Representation and Querying of Linked Geospatial Data
Linked data is a new research area which studies how one can make data available on the Web, and interconnect it with other data with the aim of increasing its value for everybody. The resulting "Web of data" has recently started been populated with geospatial data. Great Britain's national mapping agency, Ordnance Survey, has been the first national mapping agency that has made various kinds of geospatial data from Great Britain available as open linked data. With the recent emphasis on open government data in many countries, some of it already encoded as linked data, the development of useful Web applications utilizing geospatial data is just a few SPARQL queries away.
The recent availability of geospatial information as linked open data has generated new interest in the representation and querying of geospatial data expressed in RDF. However, RDF can only represent thematic data and needs to be extended if we want to model geospatial information. In this thesis, we propose, formalize, implement and evaluate an appropriate extension of RDF and SPARQL 1.1 for geospatial information.
The first contribution of this thesis is the development of the data model stRDF and the query language stSPARQL. stRDF is a data model that extends RDF with the ability to represent geospatial data that change over time. stSPARQL extends SPARQL 1.1 for querying stRDF data. The thesis develops two versions of stRDF and stSPARQL. In the first version of stRDF and stSPARQL we follow the main ideas of constraint databases and represent spatial and temporal objects as quantifier-free formulas in a first-order logic of linear constraints. In the second version we opt for a practical solution that uses standards defined by the Open Geospatial Consortium to represent and query geospatial information since such standards are widely used in applications.
Independently of our work and at around the same time, the Open Geospatial Consortium proposed GeoSPARQL which is a standard for a SPARQL-based query language for geospatial data expressed in RDF. GeoSPARQL and stSPARQL are very close syntactically and semantically. Both languages share the same basic assumption of using existing OGC standards (Well-Known Text and Geography Markup Language) for the representation and querying of geometries as typed literals in RDF. In addition, GeoSPARQL defines some basic classes and properties that encode well-known GIS and OGC concepts (e.g., feature). Also, GeoSPARQL goes beyond stSPARQL by providing a vocabulary and rewrite rules that allows the assertion of topological relations. This opens up the possibility of useful forms of topological reasoning not covered by stSPARQL. On the other hand, GeoSPARQL does not offer offers spatial aggregate functions like stSPARQL nor it has any notion of time.

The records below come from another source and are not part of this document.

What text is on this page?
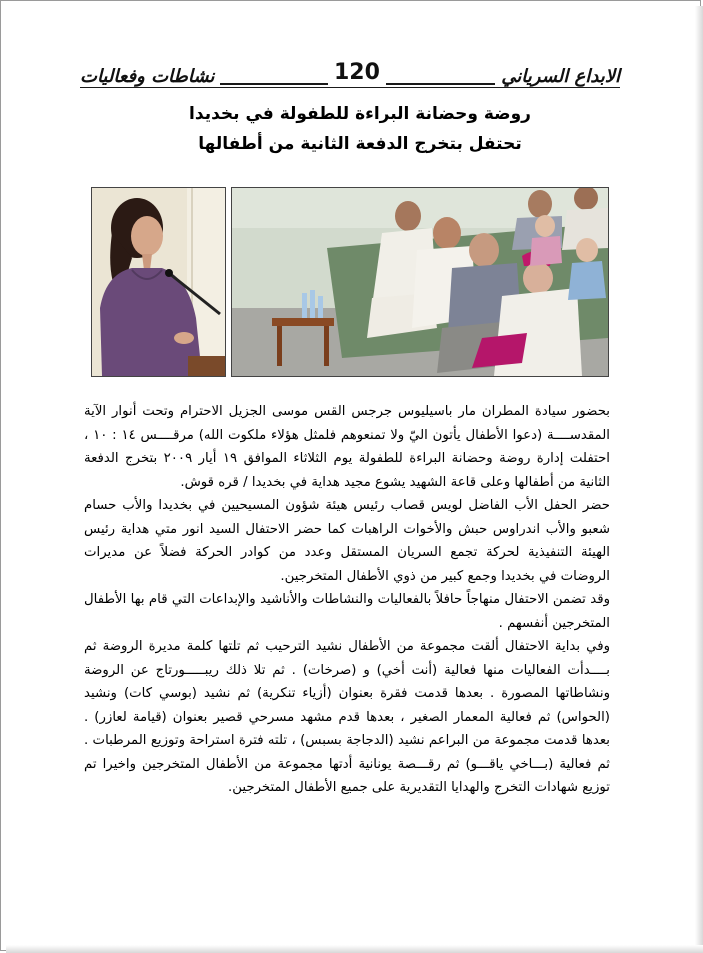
الابداع السرياني
120
نشاطات وفعاليات
روضة وحضانة البراءة للطفولة في بخديدا
تحتفل بتخرج الدفعة الثانية من أطفالها

بحضور سيادة المطران مار باسيليوس جرجس القس موسى الجزيل الاحترام وتحت أنوار الآية المقدســــة (دعوا الأطفال يأتون اليّ ولا تمنعوهم فلمثل هؤلاء ملكوت الله) مرقــــس ١٤ : ١٠ ، احتفلت إدارة روضة وحضانة البراءة للطفولة يوم الثلاثاء الموافق ١٩ أيار ٢٠٠٩ بتخرج الدفعة الثانية من أطفالها وعلى قاعة الشهيد يشوع مجيد هداية في بخديدا / قره قوش.

حضر الحفل الأب الفاضل لويس قصاب رئيس هيئة شؤون المسيحيين في بخديدا والأب حسام شعبو والأب اندراوس حبش والأخوات الراهبات كما حضر الاحتفال السيد انور متي هداية رئيس الهيئة التنفيذية لحركة تجمع السريان المستقل وعدد من كوادر الحركة فضلاً عن مديرات الروضات في بخديدا وجمع كبير من ذوي الأطفال المتخرجين.

وقد تضمن الاحتفال منهاجاً حافلاً بالفعاليات والنشاطات والأناشيد والإبداعات التي قام بها الأطفال المتخرجين أنفسهم .

وفي بداية الاحتفال ألقت مجموعة من الأطفال نشيد الترحيب ثم تلتها كلمة مديرة الروضة ثم بــــدأت الفعاليات منها فعالية (أنت أخي) و (صرخات) . ثم تلا ذلك ريبـــــورتاج عن الروضة ونشاطاتها المصورة . بعدها قدمت فقرة بعنوان (أزياء تنكرية) ثم نشيد (بوسي كات) ونشيد (الحواس) ثم فعالية المعمار الصغير ، بعدها قدم مشهد مسرحي قصير بعنوان (قيامة لعازر) . بعدها قدمت مجموعة من البراعم نشيد (الدجاجة بسبس) ، تلته فترة استراحة وتوزيع المرطبات . ثم فعالية (بـــاخي ياقـــو) ثم رقـــصة يونانية أدتها مجموعة من الأطفال المتخرجين واخيرا تم توزيع شهادات التخرج والهدايا التقديرية على جميع الأطفال المتخرجين.
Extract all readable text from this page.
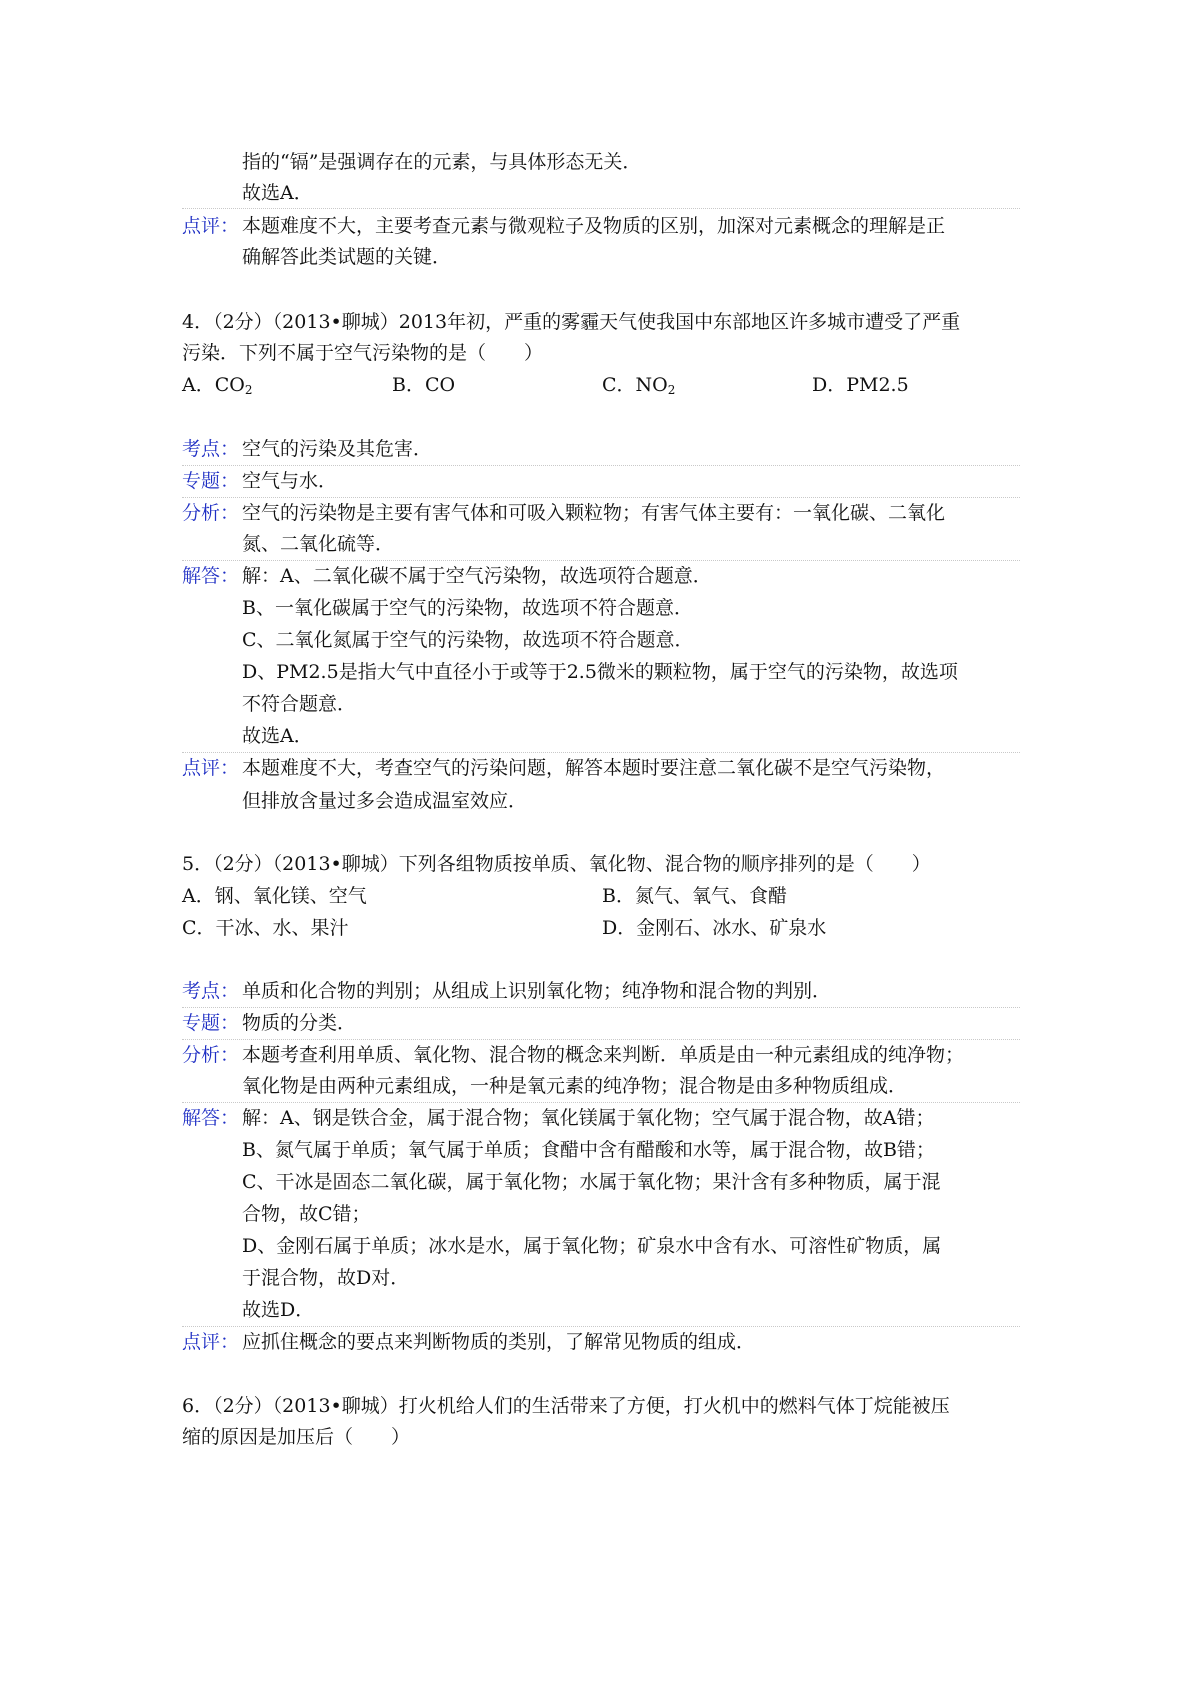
指的“镉”是强调存在的元素，与具体形态无关．
故选A．
点评： 本题难度不大，主要考查元素与微观粒子及物质的区别，加深对元素概念的理解是正
确解答此类试题的关键．
4．（2分）（2013•聊城）2013年初，严重的雾霾天气使我国中东部地区许多城市遭受了严重
污染．下列不属于空气污染物的是（　　）
A．$CO_2$	B．CO	C．$NO_2$	D．PM2.5
考点： 空气的污染及其危害．
专题： 空气与水．
分析： 空气的污染物是主要有害气体和可吸入颗粒物；有害气体主要有：一氧化碳、二氧化
氮、二氧化硫等．
解答： 解：A、二氧化碳不属于空气污染物，故选项符合题意．
B、一氧化碳属于空气的污染物，故选项不符合题意．
C、二氧化氮属于空气的污染物，故选项不符合题意．
D、PM2.5是指大气中直径小于或等于2.5微米的颗粒物，属于空气的污染物，故选项
不符合题意．
故选A．
点评： 本题难度不大，考查空气的污染问题，解答本题时要注意二氧化碳不是空气污染物，
但排放含量过多会造成温室效应．
5．（2分）（2013•聊城）下列各组物质按单质、氧化物、混合物的顺序排列的是（　　）
A．钢、氧化镁、空气	B．氮气、氧气、食醋
C．干冰、水、果汁	D．金刚石、冰水、矿泉水
考点： 单质和化合物的判别；从组成上识别氧化物；纯净物和混合物的判别．
专题： 物质的分类．
分析： 本题考查利用单质、氧化物、混合物的概念来判断．单质是由一种元素组成的纯净物；
氧化物是由两种元素组成，一种是氧元素的纯净物；混合物是由多种物质组成．
解答： 解：A、钢是铁合金，属于混合物；氧化镁属于氧化物；空气属于混合物，故A错；
B、氮气属于单质；氧气属于单质；食醋中含有醋酸和水等，属于混合物，故B错；
C、干冰是固态二氧化碳，属于氧化物；水属于氧化物；果汁含有多种物质，属于混
合物，故C错；
D、金刚石属于单质；冰水是水，属于氧化物；矿泉水中含有水、可溶性矿物质，属
于混合物，故D对．
故选D．
点评： 应抓住概念的要点来判断物质的类别，了解常见物质的组成．
6．（2分）（2013•聊城）打火机给人们的生活带来了方便，打火机中的燃料气体丁烷能被压
缩的原因是加压后（　　）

The second contribution of the thesis is the development of Strabon, a new RDF store that is a fully-implemented, open-source, storage and query evaluation system for stRDF/stSPARQL and the corresponding subset of GeoSPARQL. The thesis presents the architecture of Strabon, studies its performance experimentally and shows that it scales to very large data volumes and performs, most of the times, better than all other geospatial RDF stores it has been compared with.
The third contribution of the thesis is the development of the benchmark Geographica which is the first benchmark for evaluating geospatial RDF stores that takes into account recent advances to the state of the art in this area. Geographica uses both real-world and synthetic data to test systematically the offered functionality and the performance of some prominent geospatial RDF stores.

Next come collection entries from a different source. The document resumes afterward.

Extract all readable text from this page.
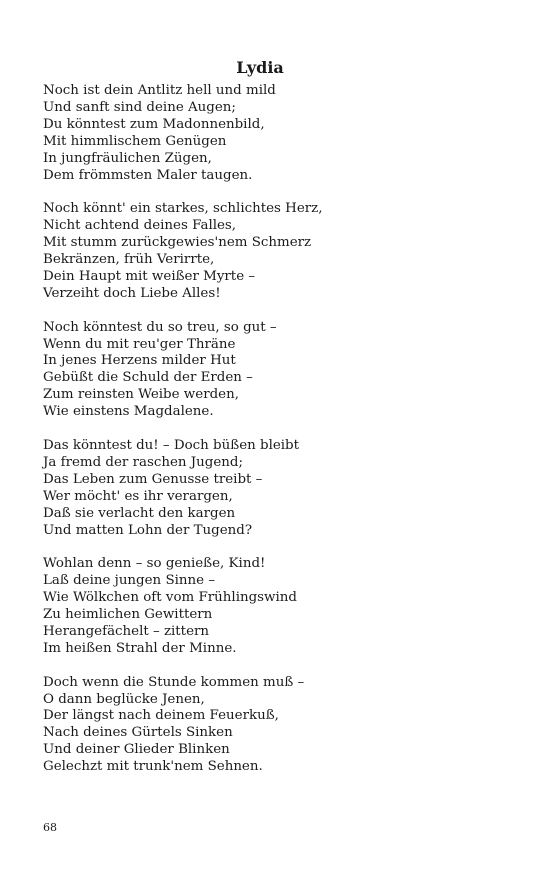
Lydia
Noch ist dein Antlitz hell und mild
Und sanft sind deine Augen;
Du könntest zum Madonnenbild,
Mit himmlischem Genügen
In jungfräulichen Zügen,
Dem frömmsten Maler taugen.
Noch könnt' ein starkes, schlichtes Herz,
Nicht achtend deines Falles,
Mit stumm zurückgewies'nem Schmerz
Bekränzen, früh Verirrte,
Dein Haupt mit weißer Myrte –
Verzeiht doch Liebe Alles!
Noch könntest du so treu, so gut –
Wenn du mit reu'ger Thräne
In jenes Herzens milder Hut
Gebüßt die Schuld der Erden –
Zum reinsten Weibe werden,
Wie einstens Magdalene.
Das könntest du! – Doch büßen bleibt
Ja fremd der raschen Jugend;
Das Leben zum Genusse treibt –
Wer möcht' es ihr verargen,
Daß sie verlacht den kargen
Und matten Lohn der Tugend?
Wohlan denn – so genieße, Kind!
Laß deine jungen Sinne –
Wie Wölkchen oft vom Frühlingswind
Zu heimlichen Gewittern
Herangefächelt – zittern
Im heißen Strahl der Minne.
Doch wenn die Stunde kommen muß –
O dann beglücke Jenen,
Der längst nach deinem Feuerkuß,
Nach deines Gürtels Sinken
Und deiner Glieder Blinken
Gelechzt mit trunk'nem Sehnen.
68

Strabon has been used in real-world applications like the real-time wildfire monitoring service developed in collaboration with the National Observatory of Athens that has been operational and used by decision makers and emergency services in Greece during the summer of years 2012 and 2013. The service first extracts geometries capturing the extent of fires from satellite images received in real-time. These geometries are then encoded in stRDF allowing their combination with relevant linked geospatial data. A series of stSPARQL query and update statements are then evaluated in Strabon in order to produce maps capturing the monitored fires together with contextual information useful to decision makers dealing with the emergency situation.